BF-20
- Country of origin: China
- Manufacturer: LandSpace
- Status: In development

Liquid-fuel engine
- Propellant: LOX / CH_{4}
- Mixture ratio: 3.6 (±8%) (adjustable)
- Cycle: Full-flow staged combustion

Performance
- Thrust, vacuum: 2,366 kilonewtons (532,000 lbf)
- Thrust, sea-level: 2,200 kilonewtons (490,000 lbf)
- Throttle range: 40%~120%
- Chamber pressure: 26 MPa (3,800 psi)
- Specific impulse, vacuum: 353.16s
- Specific impulse, sea-level: 328.47s

Used in
- ZQ-3

References

= BF-20 =

Rocket engine

The BF-20 (蓝焱-20 (Lányàn-20), lit. Blue Flame 20) is a full-flow staged combustion cycle rocket engine burning liquid methane and liquid oxygen under development by LandSpace.

==History==
In 2021, LandSpace initiated the development of BF-20 for its Zhuque-3 rocket. As of 2024, the technical design of the engine has been completed, and a hot fire test is scheduled for 2025, with the goal of achieving flight readiness by 2027.

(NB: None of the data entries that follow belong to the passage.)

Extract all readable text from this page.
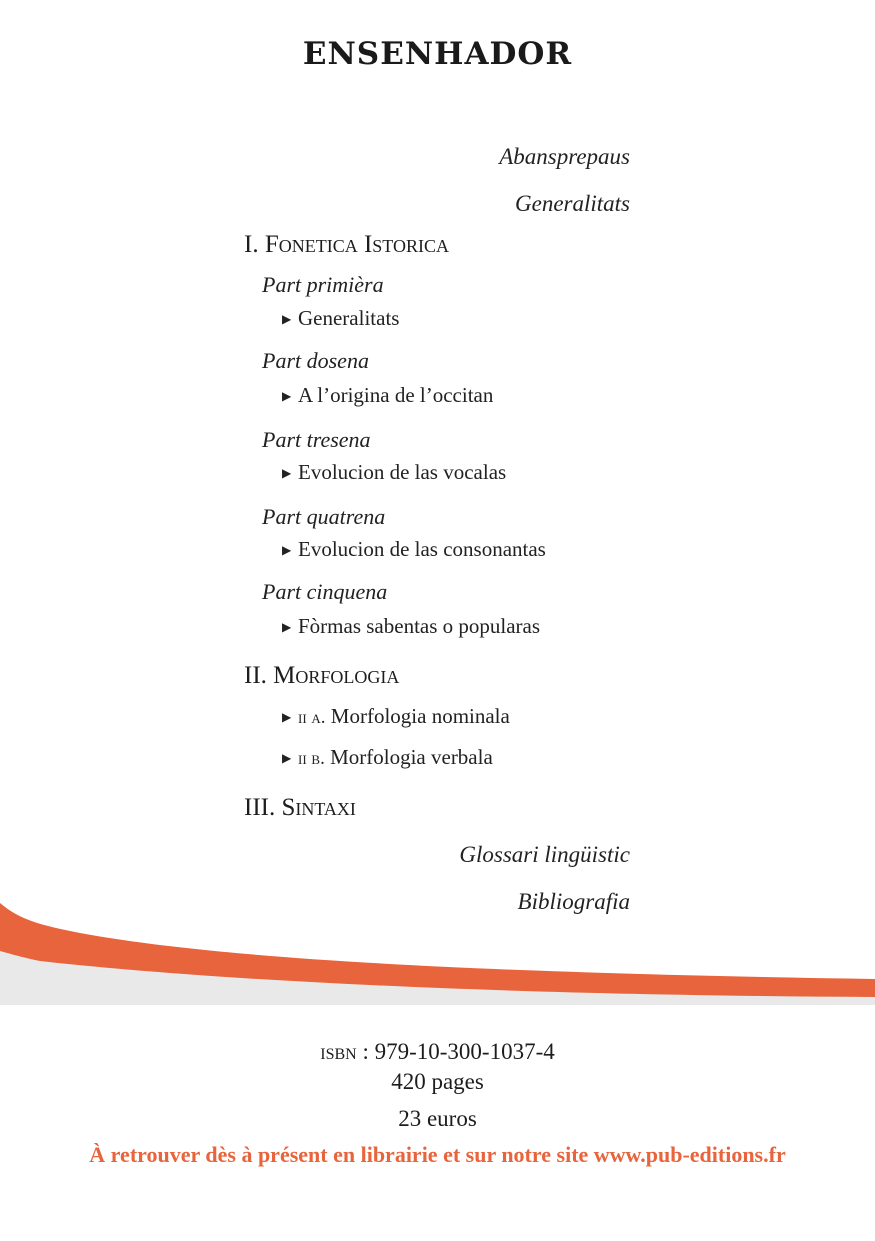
ENSENHADOR
Abansprepaus
Generalitats
I. Fonetica Istorica
Part primièra
▶ Generalitats
Part dosena
▶ A l’origina de l’occitan
Part tresena
▶ Evolucion de las vocalas
Part quatrena
▶ Evolucion de las consonantas
Part cinquena
▶ Fòrmas sabentas o popularas
II. Morfologia
▶ ii a. Morfologia nominala
▶ ii b. Morfologia verbala
III. Sintaxi
Glossari lingüistic
Bibliografia
isbn : 979-10-300-1037-4
420 pages
23 euros
À retrouver dès à présent en librairie et sur notre site www.pub-editions.fr
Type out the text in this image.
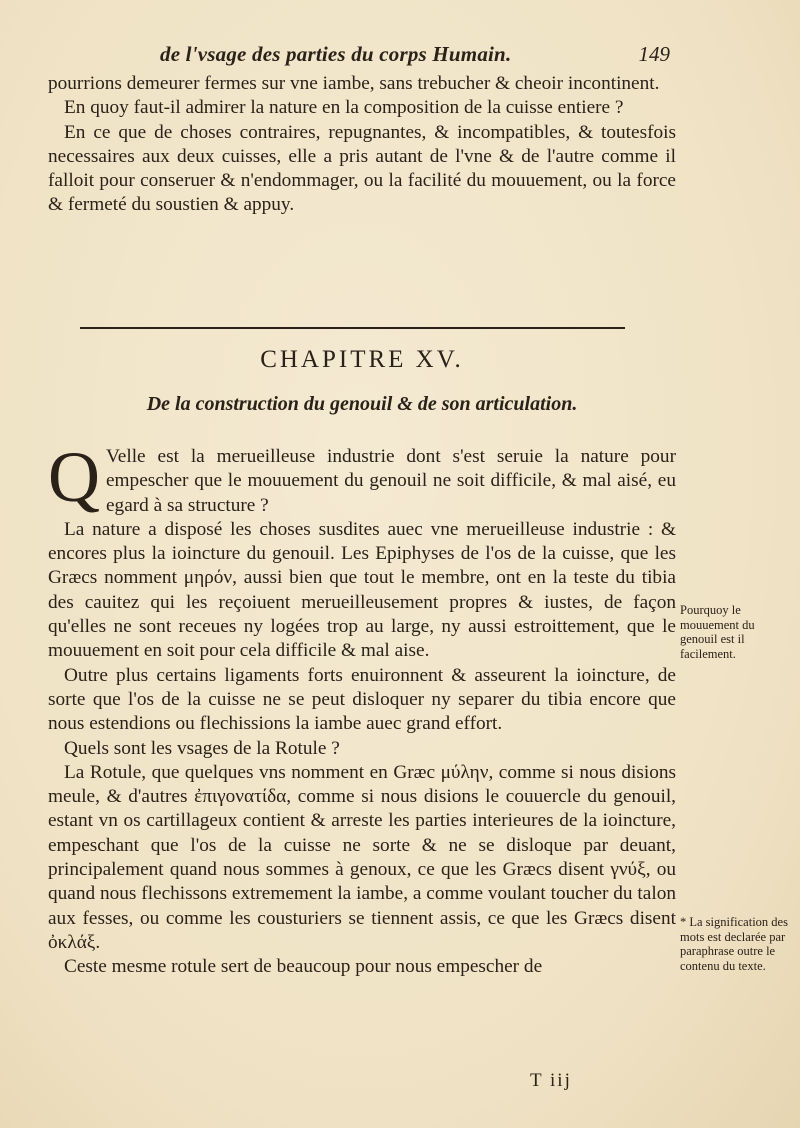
de l'vsage des parties du corps Humain.	149

pourrions demeurer fermes sur vne iambe, sans trebucher & cheoir incontinent.

En quoy faut-il admirer la nature en la composition de la cuisse entiere ?

En ce que de choses contraires, repugnantes, & incompatibles, & toutesfois necessaires aux deux cuisses, elle a pris autant de l'vne & de l'autre comme il falloit pour conseruer & n'endommager, ou la facilité du mouuement, ou la force & fermeté du soustien & appuy.

CHAPITRE XV.
De la construction du genouil & de son articulation.

Q Velle est la merueilleuse industrie dont s'est seruie la nature pour empescher que le mouuement du genouil ne soit difficile, & mal aisé, eu egard à sa structure ?

La nature a disposé les choses susdites auec vne merueilleuse industrie : & encores plus la ioincture du genouil. Les Epiphyses de l'os de la cuisse, que les Græcs nomment μηρόν, aussi bien que tout le membre, ont en la teste du tibia des cauitez qui les reçoiuent merueilleusement propres & iustes, de façon qu'elles ne sont receues ny logées trop au large, ny aussi estroittement, que le mouuement en soit pour cela difficile & mal aise.

Outre plus certains ligaments forts enuironnent & asseurent la ioincture, de sorte que l'os de la cuisse ne se peut disloquer ny separer du tibia encore que nous estendions ou flechissions la iambe auec grand effort.

Quels sont les vsages de la Rotule ?

La Rotule, que quelques vns nomment en Græc μύλην, comme si nous disions meule, & d'autres ἐπιγονατίδα, comme si nous disions le couuercle du genouil, estant vn os cartillageux contient & arreste les parties interieures de la ioincture, empeschant que l'os de la cuisse ne sorte & ne se disloque par deuant, principalement quand nous sommes à genoux, ce que les Græcs disent γνύξ, ou quand nous flechissons extremement la iambe, a comme voulant toucher du talon aux fesses, ou comme les cousturiers se tiennent assis, ce que les Græcs disent ὀκλάξ.

Ceste mesme rotule sert de beaucoup pour nous empescher de

Pourquoy le mouuement du genouil est il facilement.
* La signification des mots est declarée par paraphrase outre le contenu du texte.
T iij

The engine conducted its first full-system test in May 2025. By September 2025, it had completed thirty test firings, with thrust limited to 110 tons. In March 2026, LandSpace announced that the engine had completed a full-system long-duration test and over one hundred full-system ignition tests in total. The company noted that the SpaceX Raptor was the only other full-flow staged-combustion engine to have flown.